Breast cancer sounds scary, right? So go get a freakin’ mammogram. The proportion of women over 40 reporting a recent mammogram fell from 76.4% in 2000 to 74.6% in 2005. Studies suggest that regular mammograms – with their excellent track record of early detection – can reduce mortality from breast cancer by 20% to 35%. So get a freakin’ mammogram and drag your mom, best friend, auntie, cousin, sister along too.

Catholic and HIV-positive? Still no condoms for you. Despite hints from Catholic leaders around the world that condoms might be considered a “lesser evil” in countries with high rates of HIV infection, the Vatican has confirmed their age-old status quo: The only protection available is abstinence and fidelity. George W. would be so proud.
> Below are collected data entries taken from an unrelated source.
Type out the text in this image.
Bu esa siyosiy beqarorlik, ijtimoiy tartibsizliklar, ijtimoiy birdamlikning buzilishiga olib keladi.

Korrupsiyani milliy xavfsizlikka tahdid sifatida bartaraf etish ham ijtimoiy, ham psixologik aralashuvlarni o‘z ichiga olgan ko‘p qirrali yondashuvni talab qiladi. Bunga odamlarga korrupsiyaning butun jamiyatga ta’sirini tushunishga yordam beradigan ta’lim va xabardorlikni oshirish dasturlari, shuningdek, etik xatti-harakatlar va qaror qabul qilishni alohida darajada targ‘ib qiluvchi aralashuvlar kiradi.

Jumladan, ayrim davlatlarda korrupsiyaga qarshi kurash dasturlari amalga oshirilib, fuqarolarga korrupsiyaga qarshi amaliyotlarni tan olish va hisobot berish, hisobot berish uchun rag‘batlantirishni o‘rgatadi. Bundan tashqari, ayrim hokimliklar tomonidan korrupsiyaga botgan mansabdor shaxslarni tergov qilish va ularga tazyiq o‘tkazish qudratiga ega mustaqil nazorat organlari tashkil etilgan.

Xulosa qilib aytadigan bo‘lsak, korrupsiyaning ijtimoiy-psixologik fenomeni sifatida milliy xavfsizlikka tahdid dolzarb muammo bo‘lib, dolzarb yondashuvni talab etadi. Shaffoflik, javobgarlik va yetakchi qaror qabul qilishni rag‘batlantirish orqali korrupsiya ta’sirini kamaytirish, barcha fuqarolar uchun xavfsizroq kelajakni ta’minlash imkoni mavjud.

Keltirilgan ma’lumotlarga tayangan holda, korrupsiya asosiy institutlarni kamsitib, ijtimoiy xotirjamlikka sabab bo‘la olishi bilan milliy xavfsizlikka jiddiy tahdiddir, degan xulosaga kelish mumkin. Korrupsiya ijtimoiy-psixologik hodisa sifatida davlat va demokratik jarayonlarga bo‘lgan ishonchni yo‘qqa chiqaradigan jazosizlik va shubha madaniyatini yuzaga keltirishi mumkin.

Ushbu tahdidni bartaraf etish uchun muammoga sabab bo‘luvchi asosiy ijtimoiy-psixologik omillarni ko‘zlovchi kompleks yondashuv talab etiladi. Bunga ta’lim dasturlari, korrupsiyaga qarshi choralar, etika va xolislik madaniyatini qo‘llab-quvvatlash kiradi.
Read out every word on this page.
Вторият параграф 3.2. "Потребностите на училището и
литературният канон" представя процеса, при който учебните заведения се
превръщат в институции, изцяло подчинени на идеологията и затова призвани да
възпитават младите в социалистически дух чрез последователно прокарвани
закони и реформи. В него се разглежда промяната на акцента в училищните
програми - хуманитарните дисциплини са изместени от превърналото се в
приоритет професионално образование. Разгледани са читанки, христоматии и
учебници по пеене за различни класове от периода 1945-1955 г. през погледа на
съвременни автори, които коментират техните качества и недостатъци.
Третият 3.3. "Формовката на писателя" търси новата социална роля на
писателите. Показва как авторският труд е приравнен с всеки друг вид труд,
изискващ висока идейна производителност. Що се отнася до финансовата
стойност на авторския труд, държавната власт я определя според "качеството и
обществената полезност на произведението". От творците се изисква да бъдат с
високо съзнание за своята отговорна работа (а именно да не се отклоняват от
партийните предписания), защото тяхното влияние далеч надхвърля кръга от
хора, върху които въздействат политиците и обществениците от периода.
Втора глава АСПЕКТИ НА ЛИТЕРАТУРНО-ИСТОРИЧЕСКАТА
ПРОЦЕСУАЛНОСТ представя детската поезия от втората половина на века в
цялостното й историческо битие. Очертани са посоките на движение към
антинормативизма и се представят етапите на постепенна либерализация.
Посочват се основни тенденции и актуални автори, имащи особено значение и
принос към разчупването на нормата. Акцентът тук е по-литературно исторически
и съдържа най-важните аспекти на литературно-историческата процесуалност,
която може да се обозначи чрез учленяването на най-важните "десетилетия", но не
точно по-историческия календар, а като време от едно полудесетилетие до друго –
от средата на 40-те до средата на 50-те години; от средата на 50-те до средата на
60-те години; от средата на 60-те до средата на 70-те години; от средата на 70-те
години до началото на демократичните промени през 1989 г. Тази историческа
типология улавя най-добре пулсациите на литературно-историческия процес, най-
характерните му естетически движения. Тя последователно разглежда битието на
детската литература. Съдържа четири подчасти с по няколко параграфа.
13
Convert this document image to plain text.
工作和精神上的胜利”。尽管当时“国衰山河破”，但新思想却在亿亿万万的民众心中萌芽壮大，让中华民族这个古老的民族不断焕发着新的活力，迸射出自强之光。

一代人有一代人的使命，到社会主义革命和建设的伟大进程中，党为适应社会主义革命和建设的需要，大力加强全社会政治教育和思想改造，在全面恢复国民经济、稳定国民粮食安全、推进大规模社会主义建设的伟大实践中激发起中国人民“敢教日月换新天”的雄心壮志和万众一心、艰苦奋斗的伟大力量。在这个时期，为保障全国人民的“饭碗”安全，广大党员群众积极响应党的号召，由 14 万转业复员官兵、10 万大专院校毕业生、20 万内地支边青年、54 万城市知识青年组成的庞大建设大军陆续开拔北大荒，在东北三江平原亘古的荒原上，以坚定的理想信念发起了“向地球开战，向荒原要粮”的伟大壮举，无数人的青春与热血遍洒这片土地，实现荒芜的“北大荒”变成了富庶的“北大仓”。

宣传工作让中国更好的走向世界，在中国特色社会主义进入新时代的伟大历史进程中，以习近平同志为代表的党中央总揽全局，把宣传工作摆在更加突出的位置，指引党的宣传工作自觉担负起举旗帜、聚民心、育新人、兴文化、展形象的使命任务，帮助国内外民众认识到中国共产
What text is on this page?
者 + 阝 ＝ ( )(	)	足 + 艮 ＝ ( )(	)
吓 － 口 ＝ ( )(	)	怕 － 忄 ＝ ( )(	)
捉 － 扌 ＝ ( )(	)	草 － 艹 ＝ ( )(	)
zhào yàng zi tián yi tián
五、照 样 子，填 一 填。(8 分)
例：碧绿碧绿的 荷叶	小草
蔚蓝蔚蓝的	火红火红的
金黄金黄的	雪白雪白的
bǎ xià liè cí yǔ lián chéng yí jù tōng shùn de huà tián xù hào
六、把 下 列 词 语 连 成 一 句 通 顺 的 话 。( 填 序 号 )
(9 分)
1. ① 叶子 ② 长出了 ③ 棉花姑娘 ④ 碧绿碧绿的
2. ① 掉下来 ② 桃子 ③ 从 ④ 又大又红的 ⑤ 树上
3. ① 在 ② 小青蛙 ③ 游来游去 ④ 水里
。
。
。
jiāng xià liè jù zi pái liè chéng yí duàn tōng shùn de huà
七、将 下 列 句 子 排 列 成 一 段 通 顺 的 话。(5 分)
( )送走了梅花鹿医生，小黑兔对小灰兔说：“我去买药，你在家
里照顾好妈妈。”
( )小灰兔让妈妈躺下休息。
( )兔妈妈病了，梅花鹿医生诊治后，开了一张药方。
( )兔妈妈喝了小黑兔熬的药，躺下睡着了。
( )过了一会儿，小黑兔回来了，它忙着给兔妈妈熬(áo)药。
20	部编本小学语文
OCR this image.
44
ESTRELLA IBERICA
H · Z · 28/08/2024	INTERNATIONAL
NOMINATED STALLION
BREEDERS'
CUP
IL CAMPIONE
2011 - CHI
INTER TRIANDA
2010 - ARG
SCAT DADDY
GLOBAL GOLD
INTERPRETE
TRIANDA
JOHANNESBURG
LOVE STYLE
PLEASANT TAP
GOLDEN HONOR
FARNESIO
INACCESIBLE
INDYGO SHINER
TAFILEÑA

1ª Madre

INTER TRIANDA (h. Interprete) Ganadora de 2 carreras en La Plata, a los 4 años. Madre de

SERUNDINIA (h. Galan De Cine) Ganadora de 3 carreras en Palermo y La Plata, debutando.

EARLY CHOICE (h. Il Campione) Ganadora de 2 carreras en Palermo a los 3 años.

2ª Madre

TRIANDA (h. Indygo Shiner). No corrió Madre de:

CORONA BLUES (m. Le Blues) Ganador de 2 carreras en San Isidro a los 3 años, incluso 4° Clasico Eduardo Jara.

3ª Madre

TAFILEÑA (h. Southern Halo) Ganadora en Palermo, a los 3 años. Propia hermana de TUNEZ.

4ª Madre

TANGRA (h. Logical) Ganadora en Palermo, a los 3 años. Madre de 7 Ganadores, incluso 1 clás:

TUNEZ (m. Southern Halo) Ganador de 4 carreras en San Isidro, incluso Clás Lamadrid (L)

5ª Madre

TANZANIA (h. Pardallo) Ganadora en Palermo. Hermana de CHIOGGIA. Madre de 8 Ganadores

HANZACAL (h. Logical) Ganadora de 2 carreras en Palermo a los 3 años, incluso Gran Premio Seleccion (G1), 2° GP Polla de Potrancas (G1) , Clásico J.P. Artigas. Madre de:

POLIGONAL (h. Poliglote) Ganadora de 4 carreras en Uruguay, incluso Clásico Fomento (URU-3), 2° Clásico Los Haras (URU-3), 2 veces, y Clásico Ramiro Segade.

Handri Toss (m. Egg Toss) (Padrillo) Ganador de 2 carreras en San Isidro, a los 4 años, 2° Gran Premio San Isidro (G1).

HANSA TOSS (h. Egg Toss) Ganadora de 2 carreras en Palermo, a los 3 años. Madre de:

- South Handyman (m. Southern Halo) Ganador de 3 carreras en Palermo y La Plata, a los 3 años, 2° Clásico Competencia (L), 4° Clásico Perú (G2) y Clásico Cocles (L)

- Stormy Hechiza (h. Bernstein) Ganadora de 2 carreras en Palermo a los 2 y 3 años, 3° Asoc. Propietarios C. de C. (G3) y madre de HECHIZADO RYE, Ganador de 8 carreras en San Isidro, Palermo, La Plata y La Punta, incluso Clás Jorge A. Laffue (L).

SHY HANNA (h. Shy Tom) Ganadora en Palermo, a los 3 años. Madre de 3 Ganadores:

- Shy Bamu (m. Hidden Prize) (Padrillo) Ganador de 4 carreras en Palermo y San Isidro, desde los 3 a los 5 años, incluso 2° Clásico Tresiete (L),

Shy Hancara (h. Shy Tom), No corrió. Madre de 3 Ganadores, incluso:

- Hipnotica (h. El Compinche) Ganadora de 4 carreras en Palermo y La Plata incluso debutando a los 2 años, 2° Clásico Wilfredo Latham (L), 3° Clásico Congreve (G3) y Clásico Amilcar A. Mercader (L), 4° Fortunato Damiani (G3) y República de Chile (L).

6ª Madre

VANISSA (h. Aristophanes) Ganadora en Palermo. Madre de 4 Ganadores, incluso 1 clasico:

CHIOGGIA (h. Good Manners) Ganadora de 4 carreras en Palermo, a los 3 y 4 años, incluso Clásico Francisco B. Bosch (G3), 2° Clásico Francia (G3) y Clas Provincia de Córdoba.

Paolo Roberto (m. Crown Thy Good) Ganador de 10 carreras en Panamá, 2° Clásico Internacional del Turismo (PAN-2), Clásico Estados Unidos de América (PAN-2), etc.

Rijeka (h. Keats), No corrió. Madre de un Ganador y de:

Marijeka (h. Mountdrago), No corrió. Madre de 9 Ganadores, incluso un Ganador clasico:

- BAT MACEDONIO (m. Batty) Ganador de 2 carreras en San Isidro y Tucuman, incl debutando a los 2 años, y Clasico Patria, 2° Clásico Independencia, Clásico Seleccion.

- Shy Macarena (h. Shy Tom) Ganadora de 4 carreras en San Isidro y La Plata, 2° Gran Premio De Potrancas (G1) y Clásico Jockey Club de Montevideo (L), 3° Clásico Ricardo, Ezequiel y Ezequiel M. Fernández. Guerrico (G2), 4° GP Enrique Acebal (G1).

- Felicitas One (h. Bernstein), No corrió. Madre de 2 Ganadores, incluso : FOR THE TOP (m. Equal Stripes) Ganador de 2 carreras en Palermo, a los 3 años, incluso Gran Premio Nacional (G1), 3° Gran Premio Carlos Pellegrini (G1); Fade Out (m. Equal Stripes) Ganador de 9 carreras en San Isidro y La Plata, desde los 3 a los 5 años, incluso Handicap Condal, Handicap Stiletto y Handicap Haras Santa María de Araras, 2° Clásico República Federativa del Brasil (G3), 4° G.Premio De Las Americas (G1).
Fat people are at risk of heart disease and stroke, even when their BMI is “normal.” By today’s definitions, you are obese if your Body Mass Index (weight in kilograms divided by the square of your height) is greater than 30 and overweight if it is between 25 and 30. But studies suggest that people within the normal 18.5 to 25 BMI range may still be at risk of circulation problems if they carry an excess amount of fat. So that whole skinny-fat look? Totally not good. Oh yeah, and yet one more piece of evidence to suggest that, while generally useful, BMI is not the be-all, end-all of health indicators.